Notre société est constamment entourée de publicité. Nombreuses sont les enseignes dont les « pubs  » sont faites d’un ou plusieurs marquage(s) corporel(s).

• Prenons l’exemple d’un parfum célèbre fabriqué par Jean Paul Gaultier :

Nous pouvons remarquer avec facilité les tatouages présents sur le torse du mannequin mais aussi une petite « pointe d’ironie » avec l’idée du préjugé du marin tatoué.
• Une publicité au slogan connu « JUST DO IT … »

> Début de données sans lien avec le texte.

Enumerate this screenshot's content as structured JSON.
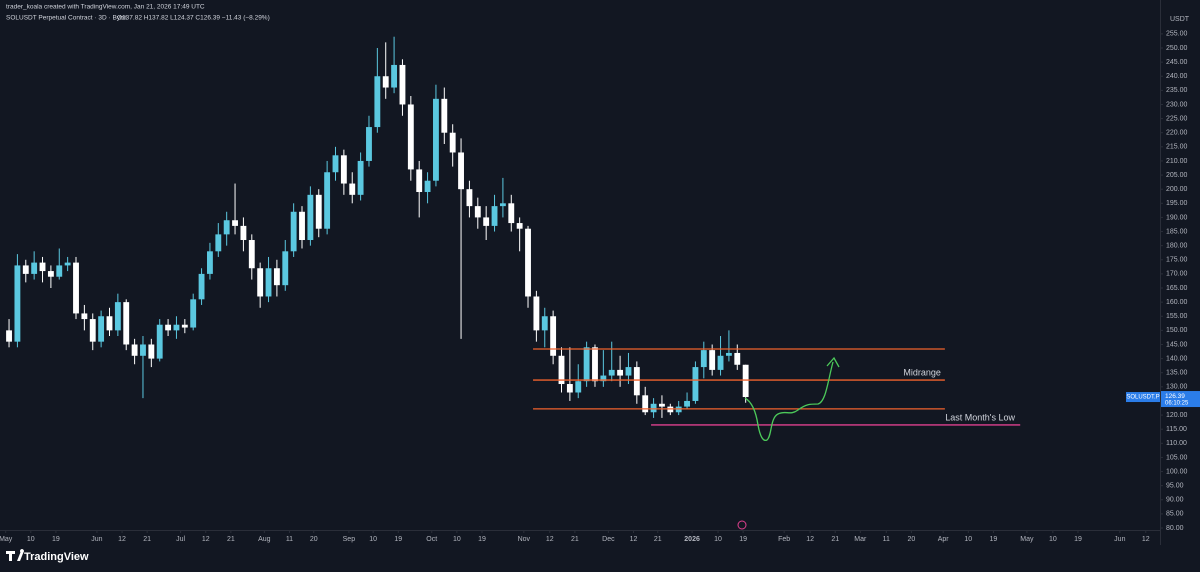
{
  "chart_data": {
    "type": "candlestick",
    "header": {
      "credit": "trader_koala created with TradingView.com, Jan 21, 2026 17:49 UTC",
      "symbol": "SOLUSDT Perpetual Contract · 3D · Bybit",
      "ohlc": "O137.82 H137.82 L124.37 C126.39 −11.43 (−8.29%)"
    },
    "currency": "USDT",
    "brand": "TradingView",
    "up_color": "#5bc8e0",
    "down_color": "#ffffff",
    "open": [
      150,
      146,
      173,
      170,
      174,
      171,
      169,
      173,
      174,
      156,
      154,
      146,
      155,
      150,
      160,
      145,
      141,
      145,
      140,
      152,
      150,
      152,
      151,
      161,
      170,
      178,
      184,
      189,
      187,
      182,
      172,
      162,
      172,
      166,
      178,
      192,
      182,
      198,
      186,
      206,
      212,
      202,
      198,
      210,
      222,
      240,
      236,
      244,
      230,
      207,
      199,
      203,
      232,
      220,
      213,
      200,
      194,
      190,
      187,
      194,
      195,
      188,
      186,
      162,
      150,
      155,
      141,
      131,
      128,
      132,
      144,
      132,
      134,
      136,
      134,
      137,
      127,
      121,
      124,
      123,
      121,
      123,
      125,
      137,
      143,
      136,
      141,
      142,
      137.82
    ],
    "high": [
      154,
      177,
      175,
      178,
      176,
      173,
      179,
      176,
      176,
      159,
      156,
      157,
      158,
      163,
      161,
      147,
      148,
      147,
      154,
      154,
      155,
      154,
      163,
      172,
      181,
      188,
      192,
      202,
      190,
      184,
      174,
      176,
      175,
      182,
      195,
      194,
      201,
      200,
      210,
      215,
      214,
      206,
      213,
      226,
      250,
      252,
      254,
      246,
      233,
      210,
      206,
      237,
      236,
      223,
      218,
      203,
      197,
      194,
      198,
      204,
      198,
      190,
      187,
      164,
      158,
      157,
      144,
      144,
      138,
      146,
      145,
      143,
      146,
      141,
      142,
      139,
      130,
      126,
      127,
      124,
      125,
      128,
      139,
      146,
      145,
      148,
      150,
      145,
      137.82
    ],
    "low": [
      144,
      144,
      167,
      168,
      167,
      165,
      168,
      171,
      154,
      150,
      143,
      144,
      148,
      148,
      143,
      138,
      126,
      137,
      139,
      148,
      147,
      149,
      150,
      159,
      168,
      176,
      180,
      184,
      178,
      168,
      158,
      160,
      162,
      164,
      176,
      179,
      180,
      183,
      184,
      203,
      198,
      195,
      196,
      208,
      220,
      232,
      234,
      226,
      203,
      190,
      195,
      201,
      216,
      208,
      147,
      190,
      186,
      182,
      185,
      190,
      185,
      178,
      158,
      146,
      144,
      138,
      128,
      125,
      126,
      130,
      130,
      130,
      132,
      130,
      131,
      124,
      120,
      119,
      119,
      120,
      120,
      122,
      124,
      133,
      134,
      134,
      139,
      136,
      124.37
    ],
    "close": [
      146,
      173,
      170,
      174,
      171,
      169,
      173,
      174,
      156,
      154,
      146,
      155,
      150,
      160,
      145,
      141,
      145,
      140,
      152,
      150,
      152,
      151,
      161,
      170,
      178,
      184,
      189,
      187,
      182,
      172,
      162,
      172,
      166,
      178,
      192,
      182,
      198,
      186,
      206,
      212,
      202,
      198,
      210,
      222,
      240,
      236,
      244,
      230,
      207,
      199,
      203,
      232,
      220,
      213,
      200,
      194,
      190,
      187,
      194,
      195,
      188,
      186,
      162,
      150,
      155,
      141,
      131,
      128,
      132,
      144,
      132,
      134,
      136,
      134,
      137,
      127,
      121,
      124,
      123,
      121,
      123,
      125,
      137,
      143,
      136,
      141,
      142,
      137.82,
      126.39
    ],
    "price_label": {
      "symbol": "SOLUSDT.P",
      "price": "126.39",
      "countdown": "06:10:25",
      "color": "#2b7de9"
    },
    "levels": [
      {
        "value": 143.4,
        "start": 62.6,
        "end": 111.8,
        "color": "#f0622d"
      },
      {
        "value": 132.4,
        "start": 62.6,
        "end": 111.8,
        "color": "#f0622d",
        "label": "Midrange"
      },
      {
        "value": 122.2,
        "start": 62.6,
        "end": 111.8,
        "color": "#f0622d"
      },
      {
        "value": 116.5,
        "start": 76.7,
        "end": 120.8,
        "color": "#e0408f",
        "label": "Last Month's Low"
      }
    ],
    "xlim": [
      -1.08,
      137.5
    ],
    "ylim": [
      79.3,
      267
    ],
    "xticks": [
      {
        "value": -0.4,
        "label": "May"
      },
      {
        "value": 2.6,
        "label": "10"
      },
      {
        "value": 5.6,
        "label": "19"
      },
      {
        "value": 10.5,
        "label": "Jun"
      },
      {
        "value": 13.5,
        "label": "12"
      },
      {
        "value": 16.5,
        "label": "21"
      },
      {
        "value": 20.5,
        "label": "Jul"
      },
      {
        "value": 23.5,
        "label": "12"
      },
      {
        "value": 26.5,
        "label": "21"
      },
      {
        "value": 30.5,
        "label": "Aug"
      },
      {
        "value": 33.5,
        "label": "11"
      },
      {
        "value": 36.4,
        "label": "20"
      },
      {
        "value": 40.6,
        "label": "Sep"
      },
      {
        "value": 43.5,
        "label": "10"
      },
      {
        "value": 46.5,
        "label": "19"
      },
      {
        "value": 50.5,
        "label": "Oct"
      },
      {
        "value": 53.5,
        "label": "10"
      },
      {
        "value": 56.5,
        "label": "19"
      },
      {
        "value": 61.5,
        "label": "Nov"
      },
      {
        "value": 64.6,
        "label": "12"
      },
      {
        "value": 67.6,
        "label": "21"
      },
      {
        "value": 71.6,
        "label": "Dec"
      },
      {
        "value": 74.6,
        "label": "12"
      },
      {
        "value": 77.5,
        "label": "21"
      },
      {
        "value": 81.6,
        "label": "2026"
      },
      {
        "value": 84.7,
        "label": "10"
      },
      {
        "value": 87.7,
        "label": "19"
      },
      {
        "value": 92.6,
        "label": "Feb"
      },
      {
        "value": 95.7,
        "label": "12"
      },
      {
        "value": 98.7,
        "label": "21"
      },
      {
        "value": 101.7,
        "label": "Mar"
      },
      {
        "value": 104.8,
        "label": "11"
      },
      {
        "value": 107.8,
        "label": "20"
      },
      {
        "value": 111.6,
        "label": "Apr"
      },
      {
        "value": 114.6,
        "label": "10"
      },
      {
        "value": 117.6,
        "label": "19"
      },
      {
        "value": 121.6,
        "label": "May"
      },
      {
        "value": 124.7,
        "label": "10"
      },
      {
        "value": 127.7,
        "label": "19"
      },
      {
        "value": 132.7,
        "label": "Jun"
      },
      {
        "value": 135.8,
        "label": "12"
      }
    ],
    "yticks": [
      {
        "value": 80,
        "label": "80.00"
      },
      {
        "value": 85,
        "label": "85.00"
      },
      {
        "value": 90,
        "label": "90.00"
      },
      {
        "value": 95,
        "label": "95.00"
      },
      {
        "value": 100,
        "label": "100.00"
      },
      {
        "value": 105,
        "label": "105.00"
      },
      {
        "value": 110,
        "label": "110.00"
      },
      {
        "value": 115,
        "label": "115.00"
      },
      {
        "value": 120,
        "label": "120.00"
      },
      {
        "value": 125,
        "label": "125.00"
      },
      {
        "value": 130,
        "label": "130.00"
      },
      {
        "value": 135,
        "label": "135.00"
      },
      {
        "value": 140,
        "label": "140.00"
      },
      {
        "value": 145,
        "label": "145.00"
      },
      {
        "value": 150,
        "label": "150.00"
      },
      {
        "value": 155,
        "label": "155.00"
      },
      {
        "value": 160,
        "label": "160.00"
      },
      {
        "value": 165,
        "label": "165.00"
      },
      {
        "value": 170,
        "label": "170.00"
      },
      {
        "value": 175,
        "label": "175.00"
      },
      {
        "value": 180,
        "label": "180.00"
      },
      {
        "value": 185,
        "label": "185.00"
      },
      {
        "value": 190,
        "label": "190.00"
      },
      {
        "value": 195,
        "label": "195.00"
      },
      {
        "value": 200,
        "label": "200.00"
      },
      {
        "value": 205,
        "label": "205.00"
      },
      {
        "value": 210,
        "label": "210.00"
      },
      {
        "value": 215,
        "label": "215.00"
      },
      {
        "value": 220,
        "label": "220.00"
      },
      {
        "value": 225,
        "label": "225.00"
      },
      {
        "value": 230,
        "label": "230.00"
      },
      {
        "value": 235,
        "label": "235.00"
      },
      {
        "value": 240,
        "label": "240.00"
      },
      {
        "value": 245,
        "label": "245.00"
      },
      {
        "value": 250,
        "label": "250.00"
      },
      {
        "value": 255,
        "label": "255.00"
      }
    ],
    "grid": false
  }
}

Le tatouage dit tribal fait référence à la virilité ; sur cette image, Eric Cantona nous montre sa volonté et sa force, morale et physique.
Les piercings sont aussi montrés dans les médias :

• Une publicité dans le journal suisse Dimanche.ch


• Une publicité pour les briquets CRICKET


Peu à peu, la présence des marquages corporels dans notre société et dans notre publicité gagne du terrain. Les vedettes locales et internationales du cinéma, de la chanson et de la scène les exhibent avec fierté. Les modèles qui arpentent les défilés de mode semblent les trouver indispensables. Ils touchent tout le monde : jeunes et plus âgés, sans distinction de classes ou « de races ». Mais les tatouages et piercings ne sont pas seulement un effet de mode, ils peuvent aussi être une source de rejet de la société : ils créent ainsi une exclusion.